Let’s talk about Binaries. Neither the zero and ones our mind instantly thinks of, nor the files we’ve compiled some time ago. We’re about to talk about perspectives and views. How they affect our behavior, our engineering and our engineering culture. We'll be trying to make something beneficial out of our binary thinking minds.
In several eastern philosophies exists the practice of giving in to “truths” and practicing to be encouraged to action by doing so. To live in between giving up to despair and to being in denial of them. Which is the continuation of where we left off in the previous chapter, on what constitutes non-beneficial actions. Using the practice and methodology of giving in, we’d try to define, extend and systemize The Beneficial Way Framework.
At the end of the previous chapter we spoke of erosion, a process that would cause a demise or decay when left unattended or incorrectly attended. Lack of awareness of these processes leads to unrealistic expectations or unattainable values. We argued that awareness of these processes would lead us to avoid non-beneficial actions, in advance. Which is exactly the goal of The Beneficial Way Framework. If we could define similar erosive processes to software engineering and application development, we’d have a rule of thumb on how to identify non-beneficial actions. Luckily, we already did so.
After a long journey we managed to define what Eventualism is in the previous chapter. I find that thinking in terms of “it will eventually happen” is also beneficial while designing. Saying it pushes us away from the non-beneficial action of doing nothing, causes us to stop disregarding the situation at hand and give it a serious thought. The outcome would be a process of discovery which can lead to better and more robust designs. It would help us better grasp what we should actually do now, what should be done later and what should not be done because a good enough reason does not yet exist.

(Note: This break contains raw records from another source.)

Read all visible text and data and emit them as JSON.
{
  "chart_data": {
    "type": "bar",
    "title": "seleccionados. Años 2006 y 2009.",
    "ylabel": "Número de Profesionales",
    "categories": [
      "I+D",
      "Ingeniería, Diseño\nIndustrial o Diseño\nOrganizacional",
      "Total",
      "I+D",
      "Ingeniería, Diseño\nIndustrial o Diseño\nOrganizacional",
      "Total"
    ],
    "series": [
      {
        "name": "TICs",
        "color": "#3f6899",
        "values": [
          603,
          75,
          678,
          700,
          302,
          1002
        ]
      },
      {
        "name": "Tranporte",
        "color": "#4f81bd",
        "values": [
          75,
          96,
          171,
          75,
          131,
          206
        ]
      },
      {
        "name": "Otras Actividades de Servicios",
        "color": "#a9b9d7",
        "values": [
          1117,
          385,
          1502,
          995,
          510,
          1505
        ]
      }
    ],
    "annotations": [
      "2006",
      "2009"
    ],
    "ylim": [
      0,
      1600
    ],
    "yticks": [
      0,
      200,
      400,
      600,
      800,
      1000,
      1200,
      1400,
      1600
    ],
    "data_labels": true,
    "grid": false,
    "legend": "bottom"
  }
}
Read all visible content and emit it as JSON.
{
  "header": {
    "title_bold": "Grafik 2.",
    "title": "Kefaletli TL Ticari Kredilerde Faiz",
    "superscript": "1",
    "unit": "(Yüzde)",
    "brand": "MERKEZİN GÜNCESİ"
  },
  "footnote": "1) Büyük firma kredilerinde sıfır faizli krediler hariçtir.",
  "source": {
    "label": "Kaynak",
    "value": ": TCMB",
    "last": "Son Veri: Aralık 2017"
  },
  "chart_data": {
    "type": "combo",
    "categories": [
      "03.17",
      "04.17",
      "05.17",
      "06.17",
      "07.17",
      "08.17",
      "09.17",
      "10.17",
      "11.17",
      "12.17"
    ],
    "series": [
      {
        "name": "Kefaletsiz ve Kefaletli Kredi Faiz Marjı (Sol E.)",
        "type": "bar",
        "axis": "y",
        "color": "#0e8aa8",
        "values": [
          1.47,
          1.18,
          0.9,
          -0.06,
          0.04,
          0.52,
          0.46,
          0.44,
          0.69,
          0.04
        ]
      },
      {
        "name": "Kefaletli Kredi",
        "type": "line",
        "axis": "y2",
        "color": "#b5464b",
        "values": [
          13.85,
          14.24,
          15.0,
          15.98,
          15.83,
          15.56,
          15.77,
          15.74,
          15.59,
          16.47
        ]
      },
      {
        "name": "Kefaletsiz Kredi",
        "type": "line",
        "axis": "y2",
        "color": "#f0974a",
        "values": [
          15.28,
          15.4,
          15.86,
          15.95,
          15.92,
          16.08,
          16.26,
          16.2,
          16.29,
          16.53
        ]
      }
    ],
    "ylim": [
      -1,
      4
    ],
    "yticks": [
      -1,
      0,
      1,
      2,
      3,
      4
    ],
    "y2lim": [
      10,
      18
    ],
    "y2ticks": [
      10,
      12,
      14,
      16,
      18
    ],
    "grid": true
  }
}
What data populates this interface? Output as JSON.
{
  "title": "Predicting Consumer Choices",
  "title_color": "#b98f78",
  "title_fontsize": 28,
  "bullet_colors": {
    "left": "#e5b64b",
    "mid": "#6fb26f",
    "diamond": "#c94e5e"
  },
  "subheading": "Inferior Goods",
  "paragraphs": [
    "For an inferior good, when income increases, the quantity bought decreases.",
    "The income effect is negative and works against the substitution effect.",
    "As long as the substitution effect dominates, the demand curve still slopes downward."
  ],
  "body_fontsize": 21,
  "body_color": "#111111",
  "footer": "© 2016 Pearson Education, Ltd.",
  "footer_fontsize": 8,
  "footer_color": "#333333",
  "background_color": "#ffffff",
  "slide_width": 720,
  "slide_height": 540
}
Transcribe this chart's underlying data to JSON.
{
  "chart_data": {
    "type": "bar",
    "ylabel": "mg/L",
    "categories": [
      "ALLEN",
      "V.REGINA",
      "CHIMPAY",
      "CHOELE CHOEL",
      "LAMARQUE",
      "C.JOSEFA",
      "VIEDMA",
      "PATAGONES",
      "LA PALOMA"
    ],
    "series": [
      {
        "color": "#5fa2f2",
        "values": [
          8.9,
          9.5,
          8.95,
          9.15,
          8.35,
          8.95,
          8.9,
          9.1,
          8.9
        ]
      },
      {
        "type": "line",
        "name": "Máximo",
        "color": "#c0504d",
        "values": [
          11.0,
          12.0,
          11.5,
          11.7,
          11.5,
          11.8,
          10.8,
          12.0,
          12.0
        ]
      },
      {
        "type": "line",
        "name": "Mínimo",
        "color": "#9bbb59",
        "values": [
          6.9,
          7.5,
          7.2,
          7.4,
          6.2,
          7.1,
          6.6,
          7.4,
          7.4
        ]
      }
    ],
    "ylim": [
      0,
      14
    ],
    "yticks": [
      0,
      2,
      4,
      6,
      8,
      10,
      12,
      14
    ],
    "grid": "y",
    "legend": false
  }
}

Applications outlive their developers. Let’s talk about this fact, on how personal issues and personnel should affect our decision making and designs. As people are a delicate matter and should not be either disregarded or blamed, let’s try to see it through Eventualism.
A few months ago I was sitting at Cafelix, my favorite coffee shop. One of the regulars there is an actual philosopher, unlike me who just plays with it. I told him about “The Monk who Sold his Server”, specifically about The Inevitable series. He knew nothing of software so I simplified the work to “I’m trying to explain eastern philosophy through a more western perspective and then apply it to software architecture and culture”. He was looking at me like I was crazy. I might be, because it is something extremely hard to do.